Their releases were either unpolished, juvenile, lacked depth or copycat titles. I know some people liked Darkstalkers (I'll admit I never played that) but as soon as I knew the publisher of a title was THQ, I ran a mile. Saints Row divided opinion but to me it was always going to be a poor man's GTA, and clearly the publisher was pushing these dev teams to copycat as much as possible or attempted to appeal to the lowest common denominator.
I hope all the staff find work elsewhere, but as a publisher this company didn't add much to the industry. Unlike Psygnosis....
I hate to see THQ go, but thats just the way things are. I think all the properties that where bought up where basicly bought from the right people, Ubisoft owning South Park games, SEGA owning Relic now, Crytek with Homefront, it's all pretty cool.
They just announced WWE games license has been picked up by 2K.
Interesting to see what these companies do with their new assets... I too am looking forward to seeing where Saint's Row goes.
Then again, I'm not a fan of Deep Silver.

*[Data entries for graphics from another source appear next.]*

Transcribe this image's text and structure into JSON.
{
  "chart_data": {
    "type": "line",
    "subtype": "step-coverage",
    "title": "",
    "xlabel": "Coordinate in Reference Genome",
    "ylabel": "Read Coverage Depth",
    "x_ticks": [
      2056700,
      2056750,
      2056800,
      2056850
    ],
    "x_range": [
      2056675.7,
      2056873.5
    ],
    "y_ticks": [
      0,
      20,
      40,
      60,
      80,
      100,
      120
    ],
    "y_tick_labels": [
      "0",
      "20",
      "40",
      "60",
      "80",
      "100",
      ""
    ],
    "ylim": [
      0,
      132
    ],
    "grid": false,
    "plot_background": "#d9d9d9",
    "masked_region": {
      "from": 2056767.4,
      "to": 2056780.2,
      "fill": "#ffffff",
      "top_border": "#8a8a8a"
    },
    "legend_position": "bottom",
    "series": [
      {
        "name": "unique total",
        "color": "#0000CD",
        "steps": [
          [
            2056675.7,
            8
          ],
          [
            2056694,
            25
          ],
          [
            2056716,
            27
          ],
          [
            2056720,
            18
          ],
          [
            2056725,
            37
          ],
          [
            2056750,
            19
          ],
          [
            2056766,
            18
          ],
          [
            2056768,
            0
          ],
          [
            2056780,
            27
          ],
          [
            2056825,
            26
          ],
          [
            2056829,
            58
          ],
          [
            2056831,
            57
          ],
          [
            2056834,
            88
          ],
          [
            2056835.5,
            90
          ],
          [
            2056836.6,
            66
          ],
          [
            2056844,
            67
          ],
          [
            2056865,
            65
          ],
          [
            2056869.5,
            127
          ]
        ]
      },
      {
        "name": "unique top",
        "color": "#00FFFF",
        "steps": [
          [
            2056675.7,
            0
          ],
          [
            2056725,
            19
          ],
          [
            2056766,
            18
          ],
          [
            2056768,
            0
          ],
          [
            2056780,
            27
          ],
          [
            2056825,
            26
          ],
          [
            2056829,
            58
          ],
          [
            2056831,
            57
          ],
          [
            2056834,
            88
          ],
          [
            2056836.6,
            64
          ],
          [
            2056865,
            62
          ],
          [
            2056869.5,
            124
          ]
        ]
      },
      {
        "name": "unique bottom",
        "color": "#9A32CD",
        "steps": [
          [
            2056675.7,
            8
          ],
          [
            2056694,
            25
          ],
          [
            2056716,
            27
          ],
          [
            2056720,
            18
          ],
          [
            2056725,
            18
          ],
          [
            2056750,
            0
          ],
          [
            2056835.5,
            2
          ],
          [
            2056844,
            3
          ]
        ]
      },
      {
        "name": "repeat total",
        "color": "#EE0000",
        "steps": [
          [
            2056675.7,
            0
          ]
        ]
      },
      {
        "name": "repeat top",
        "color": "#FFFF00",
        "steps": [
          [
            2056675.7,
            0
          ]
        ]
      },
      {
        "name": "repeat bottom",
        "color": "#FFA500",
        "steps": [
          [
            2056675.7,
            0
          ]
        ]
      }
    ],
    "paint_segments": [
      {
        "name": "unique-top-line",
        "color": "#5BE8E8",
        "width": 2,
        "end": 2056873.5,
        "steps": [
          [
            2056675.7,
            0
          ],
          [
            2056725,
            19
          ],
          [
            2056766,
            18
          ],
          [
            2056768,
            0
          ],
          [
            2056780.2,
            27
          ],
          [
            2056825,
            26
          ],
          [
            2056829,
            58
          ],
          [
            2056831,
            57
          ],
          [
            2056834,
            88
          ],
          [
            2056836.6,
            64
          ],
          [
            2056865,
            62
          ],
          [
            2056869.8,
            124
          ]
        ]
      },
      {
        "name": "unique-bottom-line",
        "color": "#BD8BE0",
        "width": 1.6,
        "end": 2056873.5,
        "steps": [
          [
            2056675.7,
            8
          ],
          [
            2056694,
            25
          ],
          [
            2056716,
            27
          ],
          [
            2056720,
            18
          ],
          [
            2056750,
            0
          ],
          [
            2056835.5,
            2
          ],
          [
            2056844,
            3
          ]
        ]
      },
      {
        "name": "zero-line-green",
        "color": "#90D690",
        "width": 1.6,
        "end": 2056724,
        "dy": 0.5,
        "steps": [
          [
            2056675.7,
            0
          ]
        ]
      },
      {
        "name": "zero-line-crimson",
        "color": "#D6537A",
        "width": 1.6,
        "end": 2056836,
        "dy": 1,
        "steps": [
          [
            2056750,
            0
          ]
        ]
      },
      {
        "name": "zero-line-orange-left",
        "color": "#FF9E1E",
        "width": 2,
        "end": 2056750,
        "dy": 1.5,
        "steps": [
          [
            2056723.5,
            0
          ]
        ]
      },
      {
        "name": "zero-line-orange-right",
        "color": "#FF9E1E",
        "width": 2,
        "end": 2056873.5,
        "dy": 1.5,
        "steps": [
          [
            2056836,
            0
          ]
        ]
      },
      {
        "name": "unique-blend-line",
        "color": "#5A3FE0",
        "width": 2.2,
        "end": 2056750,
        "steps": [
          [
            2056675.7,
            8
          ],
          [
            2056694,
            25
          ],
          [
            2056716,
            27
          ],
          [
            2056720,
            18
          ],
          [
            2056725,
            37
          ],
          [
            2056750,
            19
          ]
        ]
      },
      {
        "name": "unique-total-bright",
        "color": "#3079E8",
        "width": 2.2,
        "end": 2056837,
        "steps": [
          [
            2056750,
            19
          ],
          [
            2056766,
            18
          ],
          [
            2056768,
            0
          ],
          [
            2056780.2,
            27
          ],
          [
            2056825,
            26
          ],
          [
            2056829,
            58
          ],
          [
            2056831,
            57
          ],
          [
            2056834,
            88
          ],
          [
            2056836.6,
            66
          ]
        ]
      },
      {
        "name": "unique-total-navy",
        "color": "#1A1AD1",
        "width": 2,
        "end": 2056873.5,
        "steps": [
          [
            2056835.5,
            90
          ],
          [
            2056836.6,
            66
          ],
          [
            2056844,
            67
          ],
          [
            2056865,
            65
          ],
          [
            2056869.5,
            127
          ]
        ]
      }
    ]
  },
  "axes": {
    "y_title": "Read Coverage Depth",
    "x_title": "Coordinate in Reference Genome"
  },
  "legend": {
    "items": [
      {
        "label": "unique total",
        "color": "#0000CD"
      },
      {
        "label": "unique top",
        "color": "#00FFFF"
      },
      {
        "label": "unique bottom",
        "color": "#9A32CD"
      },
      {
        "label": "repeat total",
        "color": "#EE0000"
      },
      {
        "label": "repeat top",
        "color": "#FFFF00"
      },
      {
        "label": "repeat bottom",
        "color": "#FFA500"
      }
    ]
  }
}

The Smackdown vs Raw series had got very stale but both WWE 12 and 13 got back on track IMO. I have mixed feelings about this.
Really sucks to see THQ go. I just wonder what it was that did them in. I know the licensed stuff was pretty bad but I thought WWE always did decent sales numbers and Saints Row's sales were going up nicely with each iteration. I know Darksiders and Red Faction didn't do well, which probably hurt, and it's a true shame as each are pretty good games but people would rather buy recycled nonsense like Call of Duty and Madden every year rather than give actual good games with effort put into them a shot. To top this all off the company behind the putrid Dead Island gets Saints Row and the future of Darksiders and Vigil is very much up in the air. Not a good day.
Hope all the people effected by this bounce back quick.
Forgot that that was THQ. That explains it though, thanks.
So, who got udraw?
Anyone know if Darksiders can still be saved?
They have a really soft spot in my heart because of the awesomeness of Titan Quest :/
Platinum Games just tweeted, in jest I'm sure, that they want to buy Vigil on the cheap.
I feel bad for Jason Rubin. From what I've seen he can make fun games, and it sounds like he was busting his butt to keep THQ afloat while trying to reorganize it.
Is it just me or do you think he was trying to turn it from publisher to dev house? If he'd had a chance perhaps he could have turned it into the next NaughtyDog or Bungie or something.
Looks like Patrice Desilets can't get away from Ubi-soft.
There's an old saying for that.
"You can take the dev out of Ubi-soft, but you can't stop Ubi-soft from hunting down that dev and buying up his new studio when his parent company gets sold out on him."
Imagine. He leaves Ubisoft and has to wait out his non-compete claus, then when it's finally up and he can get to work Ubisoft walks in and says "Congratulations you're an employee of Ubisoft!".
Hey, who picked up the Jeopardy! and Wheel of Fortune license?
If HomeFront had gone to EA, then the HomeFront series could've been officially connected to the Freedom Fighters universe. Because that's important.
Did Double Fine get what they were looking for?